OpenAI o1: Expectations vs Reality

Shalom Femi

6 months ago

OpenAI released its new o1 model on Thursday, also called ”an AI designed to overthink it”

ChatGPT users had their first chance to try AI models that pause to “think” before they answer.

There was a lot of hype building up to these models, codenamed “Strawberry” inside OpenAI.

“The hype sort of grew out of OpenAI’s control,” said Rohan Pandey, a research engineer with the AI startup ReWorkd.

The CEO however tried to trim expectations , tweeting that “o1 is still flawed, still limited, and it still seems more impressive on first use than it does after you spend more time with it.”

PROs

OpenAI o1 is unique in its ability to think through big ideas because, it;

“thinks” before answering,
breaks down big problems into small steps and
attempts to identify when it gets one of those steps right or wrong

CONs

1. OpenAI’s latest model lacks the tools, multimodal capabilities, and speed that made GPT-4o so impressive

2. OpenAI o1 is uniquely pricey. It is roughly four times more expensive to use than GPT-4o.

In most models, users pay for input tokens and output tokens. However, o1’s ability to break big problens down into smaller steps adds a hidden process and a large amount of compute users never fully see.
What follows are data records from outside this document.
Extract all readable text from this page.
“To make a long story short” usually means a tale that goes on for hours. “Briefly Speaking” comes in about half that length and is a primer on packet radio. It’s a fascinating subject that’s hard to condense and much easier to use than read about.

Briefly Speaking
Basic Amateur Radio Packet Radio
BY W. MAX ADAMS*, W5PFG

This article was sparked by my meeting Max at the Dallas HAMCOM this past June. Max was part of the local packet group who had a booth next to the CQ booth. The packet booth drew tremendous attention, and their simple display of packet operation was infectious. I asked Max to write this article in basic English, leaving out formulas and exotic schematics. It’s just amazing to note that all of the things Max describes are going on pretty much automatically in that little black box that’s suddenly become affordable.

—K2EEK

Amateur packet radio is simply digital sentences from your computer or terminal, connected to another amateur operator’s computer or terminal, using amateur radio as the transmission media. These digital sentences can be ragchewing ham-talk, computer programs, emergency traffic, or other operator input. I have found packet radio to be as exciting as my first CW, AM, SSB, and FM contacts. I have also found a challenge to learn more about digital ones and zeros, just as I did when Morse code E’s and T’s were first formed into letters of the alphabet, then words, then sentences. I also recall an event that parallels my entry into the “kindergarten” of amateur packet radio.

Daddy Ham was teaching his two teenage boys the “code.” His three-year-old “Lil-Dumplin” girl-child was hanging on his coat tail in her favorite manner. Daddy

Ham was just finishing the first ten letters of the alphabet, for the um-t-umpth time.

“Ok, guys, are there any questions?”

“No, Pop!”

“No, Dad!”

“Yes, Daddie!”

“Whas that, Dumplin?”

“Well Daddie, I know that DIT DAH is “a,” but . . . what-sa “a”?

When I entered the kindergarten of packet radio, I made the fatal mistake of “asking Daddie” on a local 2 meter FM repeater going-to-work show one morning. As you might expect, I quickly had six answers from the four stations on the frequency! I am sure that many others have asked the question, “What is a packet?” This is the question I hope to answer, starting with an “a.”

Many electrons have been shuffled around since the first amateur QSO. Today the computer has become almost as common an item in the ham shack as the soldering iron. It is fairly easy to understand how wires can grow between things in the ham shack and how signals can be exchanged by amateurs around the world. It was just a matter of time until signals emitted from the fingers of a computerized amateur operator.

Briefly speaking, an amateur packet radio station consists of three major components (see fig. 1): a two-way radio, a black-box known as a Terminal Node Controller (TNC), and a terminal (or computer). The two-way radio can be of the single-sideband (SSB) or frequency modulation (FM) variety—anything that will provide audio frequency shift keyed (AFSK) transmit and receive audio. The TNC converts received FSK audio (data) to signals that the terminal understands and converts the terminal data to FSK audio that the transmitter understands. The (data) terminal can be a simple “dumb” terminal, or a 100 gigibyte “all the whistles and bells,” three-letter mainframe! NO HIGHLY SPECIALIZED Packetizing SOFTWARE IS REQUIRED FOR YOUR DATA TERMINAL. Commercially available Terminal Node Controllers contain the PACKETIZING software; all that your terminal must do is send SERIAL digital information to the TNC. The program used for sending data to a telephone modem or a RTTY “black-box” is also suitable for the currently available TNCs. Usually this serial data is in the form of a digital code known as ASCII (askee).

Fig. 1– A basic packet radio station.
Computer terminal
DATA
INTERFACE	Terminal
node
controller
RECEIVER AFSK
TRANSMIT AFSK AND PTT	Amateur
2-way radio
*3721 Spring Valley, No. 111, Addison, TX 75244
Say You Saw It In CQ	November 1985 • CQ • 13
These extra steps are charged in the form of “reasoning tokens.”

3. Open AI o1 struggles at simpler tasks.

GPT-4o and AI o1 Trial examples

In a trial example, to help a family plan Thanksgiving, figuring out if two ovens would be sufficient to cook a dinner for 11 people , the model performed much better than GPT-4o.
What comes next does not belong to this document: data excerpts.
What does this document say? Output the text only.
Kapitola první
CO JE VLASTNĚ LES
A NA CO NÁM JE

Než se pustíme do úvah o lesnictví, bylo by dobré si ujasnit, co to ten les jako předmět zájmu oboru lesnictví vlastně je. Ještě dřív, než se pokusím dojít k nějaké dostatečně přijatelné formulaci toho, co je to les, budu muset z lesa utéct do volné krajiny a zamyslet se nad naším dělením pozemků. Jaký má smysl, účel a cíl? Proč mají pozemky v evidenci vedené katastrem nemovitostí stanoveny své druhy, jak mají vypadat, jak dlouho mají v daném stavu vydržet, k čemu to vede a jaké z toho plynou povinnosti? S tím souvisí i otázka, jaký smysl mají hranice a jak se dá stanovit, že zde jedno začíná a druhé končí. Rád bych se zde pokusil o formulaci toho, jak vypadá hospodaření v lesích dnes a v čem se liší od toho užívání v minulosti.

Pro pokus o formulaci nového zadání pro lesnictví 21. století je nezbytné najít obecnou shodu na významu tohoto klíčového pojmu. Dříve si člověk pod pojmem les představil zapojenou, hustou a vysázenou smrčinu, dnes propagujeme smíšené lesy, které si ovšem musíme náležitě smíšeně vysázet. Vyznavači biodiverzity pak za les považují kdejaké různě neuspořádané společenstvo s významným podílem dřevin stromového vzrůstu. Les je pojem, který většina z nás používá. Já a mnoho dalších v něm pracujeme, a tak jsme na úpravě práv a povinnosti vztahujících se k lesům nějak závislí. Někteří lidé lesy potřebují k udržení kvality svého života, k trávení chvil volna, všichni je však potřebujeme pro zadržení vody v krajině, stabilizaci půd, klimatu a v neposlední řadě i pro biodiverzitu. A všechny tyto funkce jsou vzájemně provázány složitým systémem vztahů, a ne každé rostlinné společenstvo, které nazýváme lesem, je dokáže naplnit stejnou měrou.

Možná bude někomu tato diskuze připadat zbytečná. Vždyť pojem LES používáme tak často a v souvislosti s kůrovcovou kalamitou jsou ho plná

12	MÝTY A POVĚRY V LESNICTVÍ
For a simpler question,however, o1 does way too much — it doesn’t know when to stop overthinking.

For example when asked where to find cedar trees in America, it delivered an 800+ word response., outlining every variation of cedar tree in the country, including their scientific names.
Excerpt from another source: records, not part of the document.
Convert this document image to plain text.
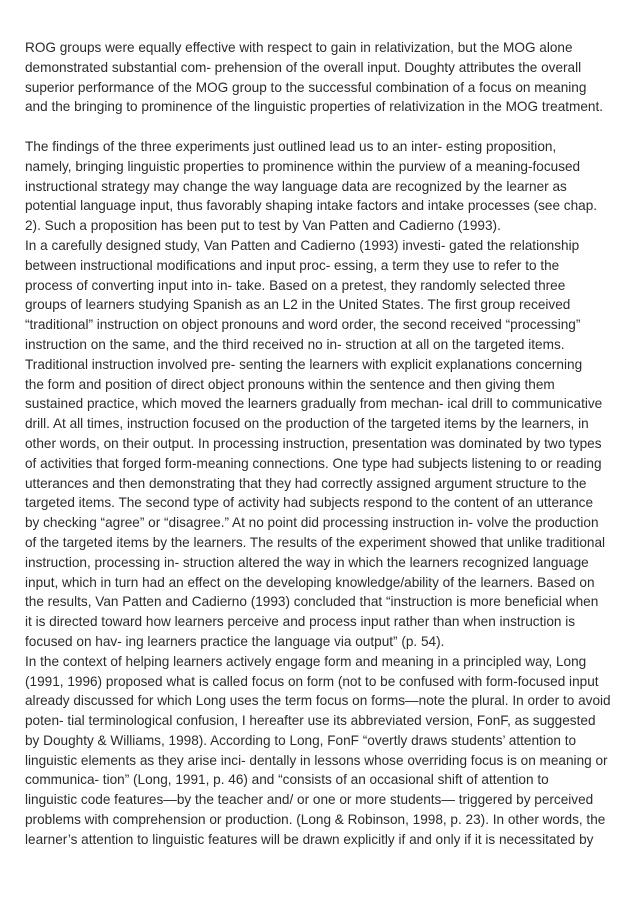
ROG groups were equally effective with respect to gain in relativization, but the MOG alone
demonstrated substantial com- prehension of the overall input. Doughty attributes the overall
superior performance of the MOG group to the successful combination of a focus on meaning
and the bringing to prominence of the linguistic properties of relativization in the MOG treatment.

The findings of the three experiments just outlined lead us to an inter- esting proposition,
namely, bringing linguistic properties to prominence within the purview of a meaning-focused
instructional strategy may change the way language data are recognized by the learner as
potential language input, thus favorably shaping intake factors and intake processes (see chap.
2). Such a proposition has been put to test by Van Patten and Cadierno (1993).

In a carefully designed study, Van Patten and Cadierno (1993) investi- gated the relationship
between instructional modifications and input proc- essing, a term they use to refer to the
process of converting input into in- take. Based on a pretest, they randomly selected three
groups of learners studying Spanish as an L2 in the United States. The first group received
“traditional” instruction on object pronouns and word order, the second received “processing”
instruction on the same, and the third received no in- struction at all on the targeted items.
Traditional instruction involved pre- senting the learners with explicit explanations concerning
the form and position of direct object pronouns within the sentence and then giving them
sustained practice, which moved the learners gradually from mechan- ical drill to communicative
drill. At all times, instruction focused on the production of the targeted items by the learners, in
other words, on their output. In processing instruction, presentation was dominated by two types
of activities that forged form-meaning connections. One type had subjects listening to or reading
utterances and then demonstrating that they had correctly assigned argument structure to the
targeted items. The second type of activity had subjects respond to the content of an utterance
by checking “agree” or “disagree.” At no point did processing instruction in- volve the production
of the targeted items by the learners. The results of the experiment showed that unlike traditional
instruction, processing in- struction altered the way in which the learners recognized language
input, which in turn had an effect on the developing knowledge/ability of the learners. Based on
the results, Van Patten and Cadierno (1993) concluded that “instruction is more beneficial when
it is directed toward how learners perceive and process input rather than when instruction is
focused on hav- ing learners practice the language via output” (p. 54).

In the context of helping learners actively engage form and meaning in a principled way, Long
(1991, 1996) proposed what is called focus on form (not to be confused with form-focused input
already discussed for which Long uses the term focus on forms—note the plural. In order to avoid
poten- tial terminological confusion, I hereafter use its abbreviated version, FonF, as suggested
by Doughty & Williams, 1998). According to Long, FonF “overtly draws students’ attention to
linguistic elements as they arise inci- dentally in lessons whose overriding focus is on meaning or
communica- tion” (Long, 1991, p. 46) and “consists of an occasional shift of attention to
linguistic code features—by the teacher and/ or one or more students— triggered by perceived
problems with comprehension or production. (Long & Robinson, 1998, p. 23). In other words, the
learner’s attention to linguistic features will be drawn explicitly if and only if it is necessitated by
GPT-4o did a much better job answering this question, in about three sentences explaining that cedar trees are all over the country.

Conclusion

AI critics, observers and users have, from their interactions with the o1 model ,made the following conclusions :

1. Compared to GPT-4o, the o1 models feel like one step forward and two steps back.

2. It is not all round impressive.

Ravid Shwartz Ziv, an NYU professor who studies AI models, said;

“It’s impressive, but I think the improvement is not very significant.” “ It’s better at certain problems, but you don’t have this across-the-board improvement.”

3. Open AI o1’s reasoning ability is good enough to solve a niche set of complicated problems where GPT-4 falls short, but not quite as the revolutionary step forward that GPT-4 represented for the industry.

4. For all of these reasons, it’s important to use o1 only for the questions it’s truly designed to help with: big ones.